It Will Be OK In The End
My story begins a year ago. We were a single-income family of 4 and there was nothing promising in the job market for my husband.
The bills were falling behind. The tension was rising. My marriage was falling apart. My children were unhappy. I was lost. I had heard about The Secret but had never given it much thought.
A hospital stay had our only income coming up way too short for our finances. The dealership I purchased my car from was calling non-stop about payments. I begged them to work with me on getting it caught up, due to the my situation.
I finally got caught up, I thought, but was still unhappy. I made my first regularly scheduled car payment in months and was dreading how it affected the other bills and how would we eat and what if the electricity gets turned off?
A week later the dealership calls and tells me I am $376 behind on payments.
No, I’m not! I worked hard to get this caught up!
They said the had not received a payment from me in weeks. I said that it must have gotten lost in the mail. She questioned me with an attitude. How did she know I was telling the truth? Why should she believe me when I had so many problems with my payments already? She said she didn’t need to hear my excuses, just wanted to know when I was paying.
I was furious. How dare she question my honesty? I had never lied about my situation. This was only $200 of the $376. I asked what the other money was for. Late fees I was never told about. When I asked why I was never told, she said she didn’t have to tell me.
I was beyond furious at this point and boiled over. I hung up the phone and immediately Googled, “What the f.. is happening in my life?”
The first hit was The Secret.
I knew it was a sign and immediately read the book.
I read all of the books in that week. I was noticing the Universe all around me. I was beginning to find my way. Things eventually got worked out with the dealership. A new person was put in charge of my account and waived the late fees. Bless her. The payment arrived the following week. The payments were really caught up.
My relationship wasn’t much better but I started to find things in him I was grateful for. This also helped me to realize that all the things I was angry about were also faults of my own. We were mirroring each other and distancing ourselves. Taking responsibility for my faults, I sincerely apologized to him. He wasn’t very forgiving at first, until he realized that I was apologizing for me and forgiving myself. He took my cue and things slowly changed for us.
We are better than we’ve ever been. My home is love.
Now that Mom and Dad are happy so are the kids. They are secure. They know that everything is getting better and they believe in this family again.
The money is much better. I am still awaiting my goals of financial success but I am grateful to be much better off than I was a year ago.
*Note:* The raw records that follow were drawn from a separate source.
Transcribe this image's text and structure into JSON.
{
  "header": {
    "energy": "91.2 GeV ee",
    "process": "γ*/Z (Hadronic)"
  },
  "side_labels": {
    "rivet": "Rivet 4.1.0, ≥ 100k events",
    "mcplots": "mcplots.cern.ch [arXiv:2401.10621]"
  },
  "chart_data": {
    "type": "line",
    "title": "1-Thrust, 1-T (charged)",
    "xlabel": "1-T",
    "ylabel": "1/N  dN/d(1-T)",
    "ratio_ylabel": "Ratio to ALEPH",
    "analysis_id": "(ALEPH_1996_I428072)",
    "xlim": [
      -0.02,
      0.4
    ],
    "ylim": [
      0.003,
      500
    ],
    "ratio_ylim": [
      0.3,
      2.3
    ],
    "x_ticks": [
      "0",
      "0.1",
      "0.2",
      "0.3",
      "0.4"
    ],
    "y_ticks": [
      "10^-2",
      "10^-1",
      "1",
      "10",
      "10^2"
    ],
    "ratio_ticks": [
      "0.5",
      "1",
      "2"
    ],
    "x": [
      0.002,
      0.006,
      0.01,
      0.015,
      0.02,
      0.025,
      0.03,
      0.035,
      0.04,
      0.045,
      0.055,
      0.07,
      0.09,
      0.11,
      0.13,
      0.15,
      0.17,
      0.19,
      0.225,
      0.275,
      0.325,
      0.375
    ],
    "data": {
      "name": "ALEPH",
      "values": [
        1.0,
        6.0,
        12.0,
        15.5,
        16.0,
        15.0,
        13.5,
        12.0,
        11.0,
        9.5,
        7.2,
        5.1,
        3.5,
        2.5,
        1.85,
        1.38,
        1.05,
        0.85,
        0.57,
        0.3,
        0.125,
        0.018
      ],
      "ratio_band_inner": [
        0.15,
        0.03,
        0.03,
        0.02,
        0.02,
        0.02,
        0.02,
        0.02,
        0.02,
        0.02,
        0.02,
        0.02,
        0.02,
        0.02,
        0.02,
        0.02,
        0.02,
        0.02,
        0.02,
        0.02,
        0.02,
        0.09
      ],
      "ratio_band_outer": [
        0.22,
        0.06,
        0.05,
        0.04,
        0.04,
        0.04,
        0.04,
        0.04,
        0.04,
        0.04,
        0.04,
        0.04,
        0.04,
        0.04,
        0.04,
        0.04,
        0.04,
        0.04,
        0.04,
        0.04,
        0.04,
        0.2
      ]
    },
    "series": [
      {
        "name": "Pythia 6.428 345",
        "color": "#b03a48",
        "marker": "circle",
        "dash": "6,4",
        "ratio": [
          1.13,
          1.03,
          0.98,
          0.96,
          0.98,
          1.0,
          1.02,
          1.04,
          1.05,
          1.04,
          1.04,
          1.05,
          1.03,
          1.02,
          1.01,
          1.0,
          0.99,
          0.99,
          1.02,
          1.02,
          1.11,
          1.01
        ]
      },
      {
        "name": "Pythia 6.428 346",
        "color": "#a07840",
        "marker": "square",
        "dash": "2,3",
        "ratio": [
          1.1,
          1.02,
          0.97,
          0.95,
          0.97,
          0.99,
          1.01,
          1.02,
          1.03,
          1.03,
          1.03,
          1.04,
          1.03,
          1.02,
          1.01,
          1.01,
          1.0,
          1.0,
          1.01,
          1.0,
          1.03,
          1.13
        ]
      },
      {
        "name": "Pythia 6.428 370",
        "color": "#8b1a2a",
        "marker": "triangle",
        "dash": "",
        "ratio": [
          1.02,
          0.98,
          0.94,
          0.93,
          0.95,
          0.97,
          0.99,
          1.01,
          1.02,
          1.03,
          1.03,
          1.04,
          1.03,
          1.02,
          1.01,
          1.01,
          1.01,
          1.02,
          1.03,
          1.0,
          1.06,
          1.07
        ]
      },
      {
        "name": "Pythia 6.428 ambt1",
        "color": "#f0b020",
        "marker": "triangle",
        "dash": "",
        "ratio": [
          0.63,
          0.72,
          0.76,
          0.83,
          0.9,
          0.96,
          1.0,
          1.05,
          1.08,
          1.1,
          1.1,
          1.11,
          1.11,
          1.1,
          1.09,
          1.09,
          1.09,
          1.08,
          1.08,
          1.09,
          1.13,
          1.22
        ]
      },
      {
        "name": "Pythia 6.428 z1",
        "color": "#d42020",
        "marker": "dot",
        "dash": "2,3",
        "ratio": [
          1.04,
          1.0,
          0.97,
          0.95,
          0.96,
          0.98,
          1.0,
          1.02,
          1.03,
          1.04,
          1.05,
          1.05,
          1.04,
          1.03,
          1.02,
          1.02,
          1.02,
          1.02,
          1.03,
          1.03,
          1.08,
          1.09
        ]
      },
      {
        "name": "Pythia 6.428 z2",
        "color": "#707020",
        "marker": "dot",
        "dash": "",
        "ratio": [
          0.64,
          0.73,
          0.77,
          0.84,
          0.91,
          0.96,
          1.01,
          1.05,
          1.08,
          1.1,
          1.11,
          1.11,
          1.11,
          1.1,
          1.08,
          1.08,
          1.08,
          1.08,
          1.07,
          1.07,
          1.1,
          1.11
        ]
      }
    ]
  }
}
I recently discovered that I had lost 20 lbs in 3 months without actively dieting or exercising. I just wake up and list all the things I am grateful for and one of those is my perfect health. Now I am motivated to start actively trying to make changes to my diet and see what differences it makes.
Thank you to the Universe for finding me when I needed it the most. Thank you for Rhonda and every single person who has contributed to The Secret and it’s companions.